In a memo dated Sept. 6, 2023, DepEd is set to change “Diktadurang Marcos” to “Diktadura” in the Grade 6 Araling Panlipunan curriculum of the newly launched Matatag curriculum. “Diktadurang Marcos,” as a term/phraseology used in the curriculum, explicitly denotes that this period in contemporary Philippine history was an authoritarian rule by Marcos. This revision by the DepEd is a clear strategy of the current administration to rehabilitate the dark history of the Marcos family. It is also a blatant example of disinformation, where the people are deliberately misled by manipulating historical facts.
Aside from the political motives behind this move, there is no empirical data to support the DepEd’s decision. In fact, a plethora of historical evidence justifies the categorization of 1972 to 1986 as the period of Marcos dictatorship. What followed Marcos’ declaration of Martial Law on Sept. 21, 1972 were massive state-sponsored human rights violations. The reports produced by the Amnesty International missions to the Philippines in 1975 and 1981 have documented cases of torture in various military camps. Throughout the Marcos dictatorship, a total of 3,257 victims of extrajudicial killings, 35,000 documented cases of torture, and 70,000 individuals incarcerated were recorded.

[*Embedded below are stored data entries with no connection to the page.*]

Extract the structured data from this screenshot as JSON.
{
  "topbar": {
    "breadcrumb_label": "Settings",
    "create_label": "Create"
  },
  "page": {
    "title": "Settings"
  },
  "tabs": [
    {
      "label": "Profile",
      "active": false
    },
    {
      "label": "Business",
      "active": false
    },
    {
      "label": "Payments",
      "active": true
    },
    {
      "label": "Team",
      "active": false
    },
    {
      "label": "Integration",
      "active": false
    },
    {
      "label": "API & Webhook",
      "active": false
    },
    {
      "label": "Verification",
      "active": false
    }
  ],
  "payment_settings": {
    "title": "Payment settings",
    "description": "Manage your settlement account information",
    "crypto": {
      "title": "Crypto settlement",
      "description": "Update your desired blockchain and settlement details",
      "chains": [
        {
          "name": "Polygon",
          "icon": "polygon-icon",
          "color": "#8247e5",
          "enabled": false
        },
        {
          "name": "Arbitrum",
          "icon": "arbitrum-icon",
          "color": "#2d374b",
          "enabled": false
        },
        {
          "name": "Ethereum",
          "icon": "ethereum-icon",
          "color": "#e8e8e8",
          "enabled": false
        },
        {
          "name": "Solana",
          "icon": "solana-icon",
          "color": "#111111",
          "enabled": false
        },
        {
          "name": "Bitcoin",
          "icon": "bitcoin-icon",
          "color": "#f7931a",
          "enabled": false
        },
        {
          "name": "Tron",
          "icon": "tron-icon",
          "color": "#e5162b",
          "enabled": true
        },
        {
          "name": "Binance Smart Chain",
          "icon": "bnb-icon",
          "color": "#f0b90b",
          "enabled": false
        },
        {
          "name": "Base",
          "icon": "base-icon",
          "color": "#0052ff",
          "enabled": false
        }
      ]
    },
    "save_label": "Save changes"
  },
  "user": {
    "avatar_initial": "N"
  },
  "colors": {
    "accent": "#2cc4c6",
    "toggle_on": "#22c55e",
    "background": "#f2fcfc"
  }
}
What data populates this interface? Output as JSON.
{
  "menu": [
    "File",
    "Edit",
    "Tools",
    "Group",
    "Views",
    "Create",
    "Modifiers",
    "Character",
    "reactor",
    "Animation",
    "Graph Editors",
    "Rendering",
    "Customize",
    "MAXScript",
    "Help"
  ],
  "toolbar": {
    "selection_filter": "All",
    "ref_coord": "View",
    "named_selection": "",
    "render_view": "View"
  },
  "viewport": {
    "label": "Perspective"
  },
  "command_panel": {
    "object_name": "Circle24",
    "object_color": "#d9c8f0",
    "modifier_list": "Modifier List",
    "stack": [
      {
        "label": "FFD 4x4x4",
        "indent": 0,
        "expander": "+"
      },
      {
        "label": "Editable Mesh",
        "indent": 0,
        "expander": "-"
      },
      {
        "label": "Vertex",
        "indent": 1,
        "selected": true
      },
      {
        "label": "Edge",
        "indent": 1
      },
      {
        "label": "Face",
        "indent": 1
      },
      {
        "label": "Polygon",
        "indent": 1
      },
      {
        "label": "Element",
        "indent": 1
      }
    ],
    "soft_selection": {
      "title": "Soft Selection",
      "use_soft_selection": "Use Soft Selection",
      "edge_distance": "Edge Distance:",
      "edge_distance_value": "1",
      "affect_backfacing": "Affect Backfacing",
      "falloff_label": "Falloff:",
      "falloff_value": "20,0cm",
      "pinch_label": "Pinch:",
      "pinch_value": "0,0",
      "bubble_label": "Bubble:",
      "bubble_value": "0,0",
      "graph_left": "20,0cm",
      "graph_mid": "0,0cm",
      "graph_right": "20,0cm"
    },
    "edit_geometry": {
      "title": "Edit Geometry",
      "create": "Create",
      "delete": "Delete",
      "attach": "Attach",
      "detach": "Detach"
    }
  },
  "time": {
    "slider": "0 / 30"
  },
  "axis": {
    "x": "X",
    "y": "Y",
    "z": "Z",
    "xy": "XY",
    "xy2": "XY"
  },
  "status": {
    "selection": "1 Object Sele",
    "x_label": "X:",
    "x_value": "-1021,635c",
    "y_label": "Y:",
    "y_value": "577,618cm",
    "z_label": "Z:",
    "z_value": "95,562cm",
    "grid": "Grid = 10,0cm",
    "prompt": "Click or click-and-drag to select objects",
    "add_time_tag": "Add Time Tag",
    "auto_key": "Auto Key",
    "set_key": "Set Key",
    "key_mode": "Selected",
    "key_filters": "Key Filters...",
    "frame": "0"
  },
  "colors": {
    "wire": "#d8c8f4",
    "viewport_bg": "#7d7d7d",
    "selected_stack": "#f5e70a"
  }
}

Furthermore, Letter of Instruction no. 1 signed by Marcos a day after his Martial Law declaration ordered the closure of private media outlets. All executive orders and letters of instruction came from his office in Malacañang because Congress was dissolved. The individuals who stood against the regime — politicians, journalists, activists, and others — were imprisoned, tortured, or killed.
In the more than two decades of the Marcos regime, his family and cronies amassed wealth taken from public coffers. As of 2021, the Presidential Commission on Good Government (PCGG) has already retrieved P172.2 billion out of an estimated $10 billion of ill-gotten wealth. The cronyism which institutionalized kleptocracy in government added to the worsening economic problems of the time. Expert studies discuss that crony capitalism and the mismanaged economy affected the annual gross domestic product negatively: -7 percent in 1984 and -6.9 percent in 1985. From 1977 to 1982, the recorded external debt was from $8.2 billion to $24.4 billion. Yet, the well-oiled propaganda machine of the Marcos family continuously peddles the lie of the “Marcos golden age.”
We call on our fellow educators to reject this atrocious move by the DepEd and seek transparency in important matters such as curricular revisions. We also demand accountability from Vice President Sara Duterte who, on top of her relentless red-tagging spree, has been an instrument of the Marcoses in state-sponsored historical distortions.